Why is the Gromov-Hausdorff metric complete

complete-spacesgromov-hausdorff-limitmetric-spacesreference-request

I've been reading up on the Gromov-Hausdorff metric, using the following books:

  1. A Course in Metric Geometry, by Dmitri Burago, Yuri Burago, and Sergei Ivanov
  2. Metric Structures for Riemannian and Non-Riemannian Spaces, by Misha Gromov

I'm particularly interested in learning the proof that the Gromov-Hausdorff space is complete. That is, in the space of (isometry classes of) compact metric spaces endowed with the GH metric, any Cauchy sequence is convergent. However, neither of these references seem to offer a clear proof of this fact, even though it is cited in other places (e.g. the wikipedia page or these papers).

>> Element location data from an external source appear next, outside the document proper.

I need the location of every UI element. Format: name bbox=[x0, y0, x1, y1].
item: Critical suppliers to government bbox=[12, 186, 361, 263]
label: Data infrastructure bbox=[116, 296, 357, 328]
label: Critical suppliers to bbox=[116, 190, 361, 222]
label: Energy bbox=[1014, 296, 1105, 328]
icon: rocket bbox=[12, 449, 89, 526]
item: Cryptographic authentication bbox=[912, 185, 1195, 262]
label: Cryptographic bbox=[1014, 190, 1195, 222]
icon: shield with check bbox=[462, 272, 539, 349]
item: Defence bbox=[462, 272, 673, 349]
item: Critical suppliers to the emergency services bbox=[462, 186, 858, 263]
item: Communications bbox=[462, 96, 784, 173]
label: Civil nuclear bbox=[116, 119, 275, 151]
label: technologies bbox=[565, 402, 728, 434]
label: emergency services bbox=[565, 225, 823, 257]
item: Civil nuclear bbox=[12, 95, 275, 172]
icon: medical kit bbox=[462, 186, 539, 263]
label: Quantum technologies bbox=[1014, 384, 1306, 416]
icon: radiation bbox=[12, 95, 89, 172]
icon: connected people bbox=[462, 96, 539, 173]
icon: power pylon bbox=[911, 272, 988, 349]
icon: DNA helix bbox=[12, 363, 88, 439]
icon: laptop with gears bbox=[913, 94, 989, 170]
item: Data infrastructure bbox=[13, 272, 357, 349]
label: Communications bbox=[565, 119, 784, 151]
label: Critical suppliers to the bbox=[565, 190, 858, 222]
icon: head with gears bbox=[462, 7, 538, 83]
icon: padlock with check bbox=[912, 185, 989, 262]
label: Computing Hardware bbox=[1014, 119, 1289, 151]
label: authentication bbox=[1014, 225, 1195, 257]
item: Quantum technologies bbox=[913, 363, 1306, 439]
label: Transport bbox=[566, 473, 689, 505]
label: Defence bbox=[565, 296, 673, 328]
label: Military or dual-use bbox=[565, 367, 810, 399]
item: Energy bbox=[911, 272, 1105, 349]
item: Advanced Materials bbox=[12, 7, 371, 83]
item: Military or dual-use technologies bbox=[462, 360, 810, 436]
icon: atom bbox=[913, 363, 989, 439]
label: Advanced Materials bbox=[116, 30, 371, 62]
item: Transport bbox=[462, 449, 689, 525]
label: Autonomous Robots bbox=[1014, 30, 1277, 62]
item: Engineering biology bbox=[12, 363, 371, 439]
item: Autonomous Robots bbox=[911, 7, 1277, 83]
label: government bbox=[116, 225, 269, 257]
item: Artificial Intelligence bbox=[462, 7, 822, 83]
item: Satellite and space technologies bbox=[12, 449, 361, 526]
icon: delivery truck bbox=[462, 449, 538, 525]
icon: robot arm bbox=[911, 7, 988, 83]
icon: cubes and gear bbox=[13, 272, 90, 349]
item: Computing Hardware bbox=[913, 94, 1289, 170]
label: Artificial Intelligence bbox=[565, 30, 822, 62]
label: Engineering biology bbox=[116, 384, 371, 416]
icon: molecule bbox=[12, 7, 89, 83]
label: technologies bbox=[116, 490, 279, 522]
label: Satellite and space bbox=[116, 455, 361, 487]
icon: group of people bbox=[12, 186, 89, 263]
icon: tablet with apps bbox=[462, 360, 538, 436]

As far as I can tell, this fact is not stated at all in the first source. In the second, Gromov says that it is "easy to see" this fact (p.78, remark $3.11 \tfrac{1}{2}_+$). Unfortunately, it is not easy to see for me 🙁

My thought is that it could be a consequence of the Gromov-Hausdorff precompactness theorem (theorem 7.4.15 in the first reference). However, the proof offered in "A course in Metric Geometry" extracts converging subsequences that don't seem like they should converge even if we're working with a Cauchy sequence.

Can anyone provide a proof or a reference to a proof?

EDIT: I just realized that using the Gromov-Hausdorff precompactness theorem should be enough: indeed, if a Cauchy sequence has a convergent subsequence, then it must be convergent. However, this means we need to prove that a Cauchy sequence is uniformly totally bounded, and it also seems like overkill. A direct proof is preferable for my purposes.

Best Answer

It's not just you: T. Tao left this as an exercise in one of his texts, and I did not find the construction all that easy. In any case, P. Petersen's Riemannian Geometry proves the completeness of Gromov-Hausdorff space as part of Proposition 11.1.8.